Kristian mengatakan, upaya memberantas begal perlu dilakukan melalui dua pendekatan sekaligus, yakni penindakan hukum yang tegas dan pencegahan berbasis data.

Di sisi penegakan hukum, kepolisian perlu menindak pelaku, penadah, kelompok bersenjata, hingga jaringan yang mengorganisasi kejahatan. Sementara pada sisi pencegahan, aparat perlu memetakan lokasi rawan, memperkuat patroli pada jam-jam tertentu, mempercepat respons terhadap laporan masyarakat, serta membangun komunikasi yang lebih baik dengan warga.

Menurut dia, ukuran keberhasilan kepolisian tidak hanya dilihat dari banyaknya pelaku yang ditangkap, tetapi juga dari menurunnya angka kejahatan, meningkatnya kecepatan respons, serta berkurangnya korban maupun aksi main hakim sendiri.
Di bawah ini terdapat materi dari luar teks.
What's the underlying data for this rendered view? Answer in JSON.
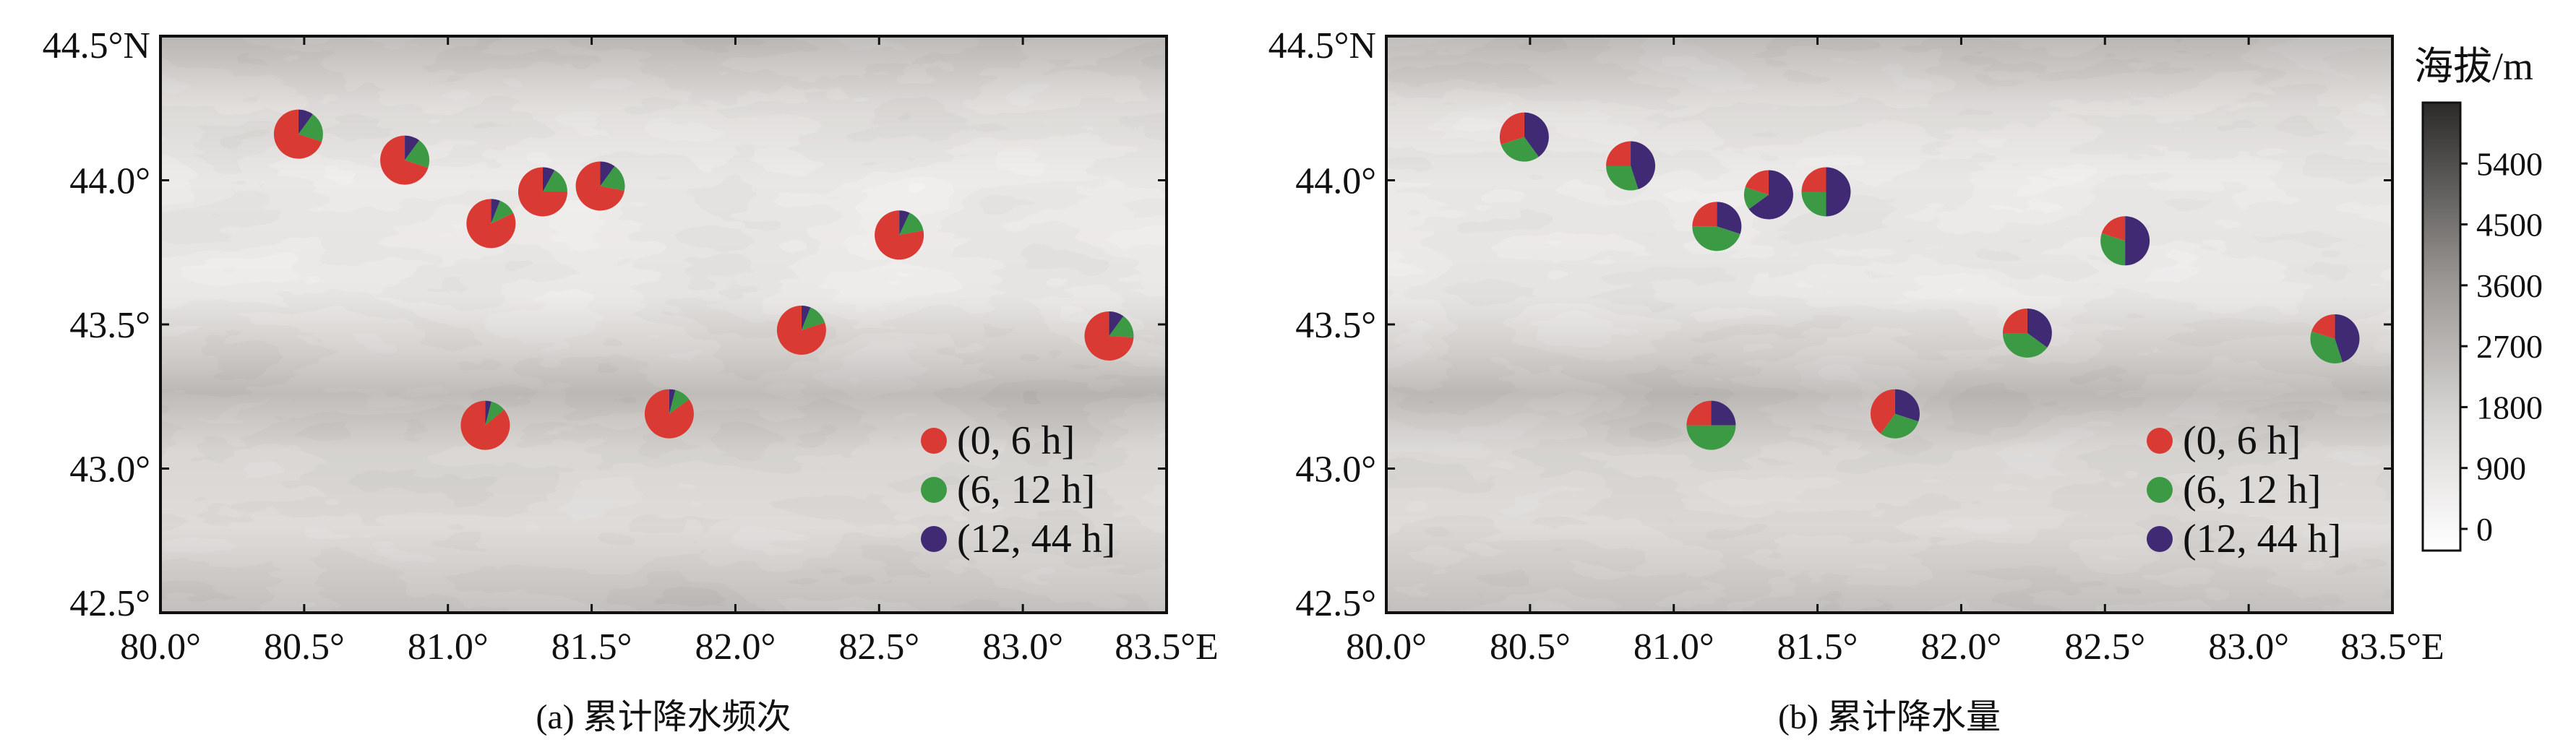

"Keberhasilan tidak cukup hanya diukur dari banyaknya penangkapan, tetapi juga dari penurunan kejadian, kecepatan respons, keselamatan warga, dan berkurangnya pengeroyokan," katanya.

Di sisi lain, pemerintah daerah juga memiliki peran penting dalam mencegah pembegalan. Kristian menyebut pemda dapat memperbaiki penerangan jalan, menata kawasan yang sepi, memasang kamera pengawas, serta memperkuat koordinasi dengan kepolisian, sekolah, fasilitas kesehatan, pelaku usaha, dan masyarakat.

Selain itu, pemerintah daerah perlu memperluas akses pelatihan kerja, mempertemukan pencari kerja dengan dunia usaha, mendukung UMKM yang mampu menyerap tenaga kerja, hingga membuka kesempatan pendidikan dan pekerjaan bagi anak muda di wilayah yang memiliki tingkat pengangguran dan kriminalitas tinggi.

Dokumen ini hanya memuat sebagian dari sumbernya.